According to recent estimates almost 5 million deaths are already associated each year due to antimicrobial resistance (AMR). However, the true burden of resistance could be even greater. Furthermore, AMR disproportionately affects poor individuals who have little access to second line, more expensive antibiotics that could work when first-line drugs fail.
Antimicrobials are not as lucrative a prospect as other treatments for pharmaceutical companies, because they are mostly short-term treatments and antibiotic stewardship programmes are aimed at conserving or ‘saving’ any such new drugs until they are desperately needed. And they are just as likely to fail during the research and development process as any other drug for other conditions, yet offer a fraction of the revenue returns compared with, for example, cancer and cardiology drugs. As a result of these and other factors, the research and development process for new antibiotics is challenging and poorly funded. The last novel antibiotic class was discovered in the 1980s, and the first antibiotic from this class, daptomycin, reached the market in 2003.

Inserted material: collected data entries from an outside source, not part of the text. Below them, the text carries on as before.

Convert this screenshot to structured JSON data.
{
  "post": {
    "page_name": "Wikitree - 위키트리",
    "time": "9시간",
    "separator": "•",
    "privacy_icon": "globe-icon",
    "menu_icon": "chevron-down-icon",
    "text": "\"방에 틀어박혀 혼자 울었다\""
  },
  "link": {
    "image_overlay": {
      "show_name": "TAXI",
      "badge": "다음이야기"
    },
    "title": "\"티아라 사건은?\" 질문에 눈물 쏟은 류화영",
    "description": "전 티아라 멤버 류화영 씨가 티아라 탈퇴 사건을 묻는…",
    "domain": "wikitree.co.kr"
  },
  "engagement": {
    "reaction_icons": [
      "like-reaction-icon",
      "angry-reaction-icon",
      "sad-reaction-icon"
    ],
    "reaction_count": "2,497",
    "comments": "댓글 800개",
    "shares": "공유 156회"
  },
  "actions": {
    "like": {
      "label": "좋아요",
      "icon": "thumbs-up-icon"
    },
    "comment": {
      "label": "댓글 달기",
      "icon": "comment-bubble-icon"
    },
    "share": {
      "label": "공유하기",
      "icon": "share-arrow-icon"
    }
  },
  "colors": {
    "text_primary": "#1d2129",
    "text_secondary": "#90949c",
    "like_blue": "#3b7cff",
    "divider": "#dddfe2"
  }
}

Silent pandemic of antibiotic resistance
Resistance to antimicrobials develops because of overuse and improper use, such as people not completing their full course of antibiotics or because of the wrong antibiotic being prescribed – or, in some countries, antibiotics being used widely without prescriptions. The global trend of inappropriate use of antibiotics is demonstrated by the time it takes for resistance to develop to new antibiotics – for antibiotics launched between 1930 and 1950 the average time to develop resistance was 11 years; for antibiotics launched between the 1970 to 2000 it was just 2-3 years.
This silent pandemic of antibiotic resistance continues to grow worldwide. Experts repeatedly warn of a ‘doomsday scenario’ in which routine medical procedures – for example antibiotic prophylaxis in cancer or other disease care – would no longer be effective, and untold numbers of people could die
from what were previously simple, treatable infections.

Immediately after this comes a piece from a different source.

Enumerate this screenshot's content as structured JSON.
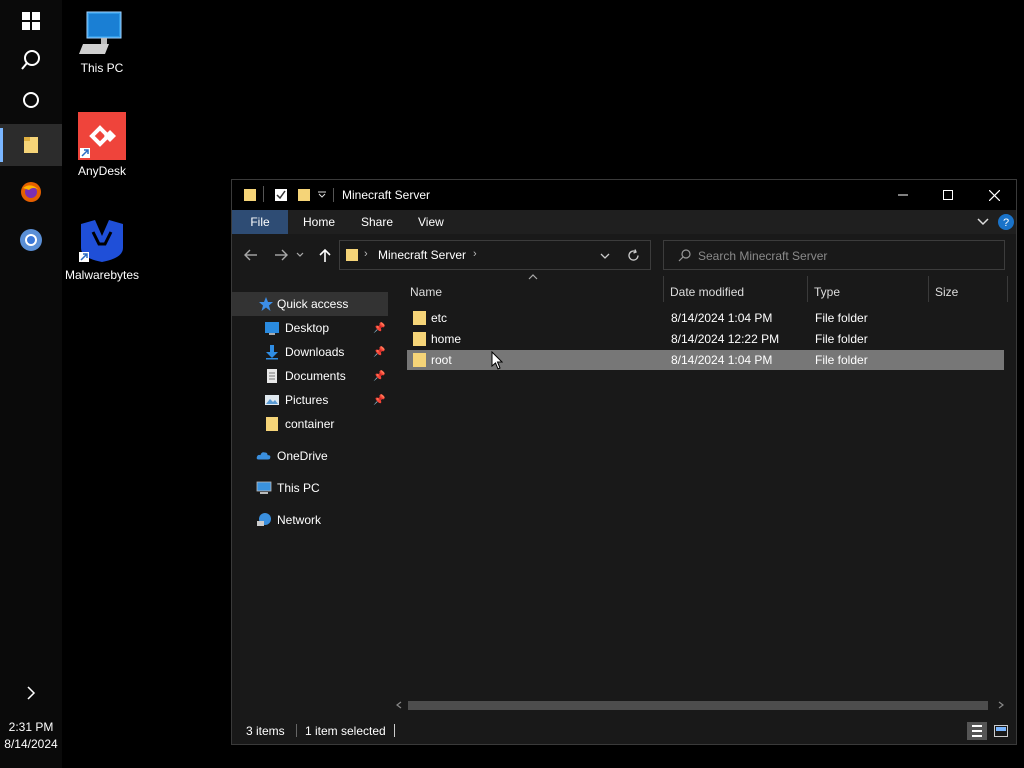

One example of a drug-resistance mechanism experts are worried about is New Delhi metallobeta-lactamase 1 (NDM-1). Bacteria which contain the gene to produce this enzyme can break down (and are therefore resistant to) a wide-range of carbapenem antibiotics – considered part of the last line of defence in antibiotic treatments where other antimicrobials have failed. The most common bacteria that make this enzyme are Escherichia coli and Klebsiella pneumoniae, but the gene for NDM-1 can spread from one strain of bacteria to another. Prevalence of NDM-1 containing bacteria continues to grow worldwide.
Dr Gigante says: “There is a major gap regarding products addressing multi-drug resistant (MDR) pathogens such as Acinetobacter baumannii and Pseudomonas aeruginosa (just one agent authorised against all the critical pathogens and few in the pipeline). Very few agents target metallo-β-lactamases, which continue to grow in prevalence. Few new innovative antibiotics are expected in the coming years. We have no silver bullets.”
She adds: “The rapid increase of multidrug-resistant infections worldwide is concerning. Time is running out for us to bring new antibiotics to market and combat this urgent threat to public health. Without immediate action, we risk returning to a pre-antibiotic era where common infections become deadly.”
She concludes: “While we face significant challenges in the fight against antimicrobial resistance, research and development efforts are underway to discover and develop new and hopefully innovative antimicrobial agents, and we have seen promising results in recent years. With increased investment and collabo-
ration across sectors, we can make progress in the fight against antimicrobial resistance and ensure that patients have an equitable and global access to effective treatments for drug-resistant bacterial infections.”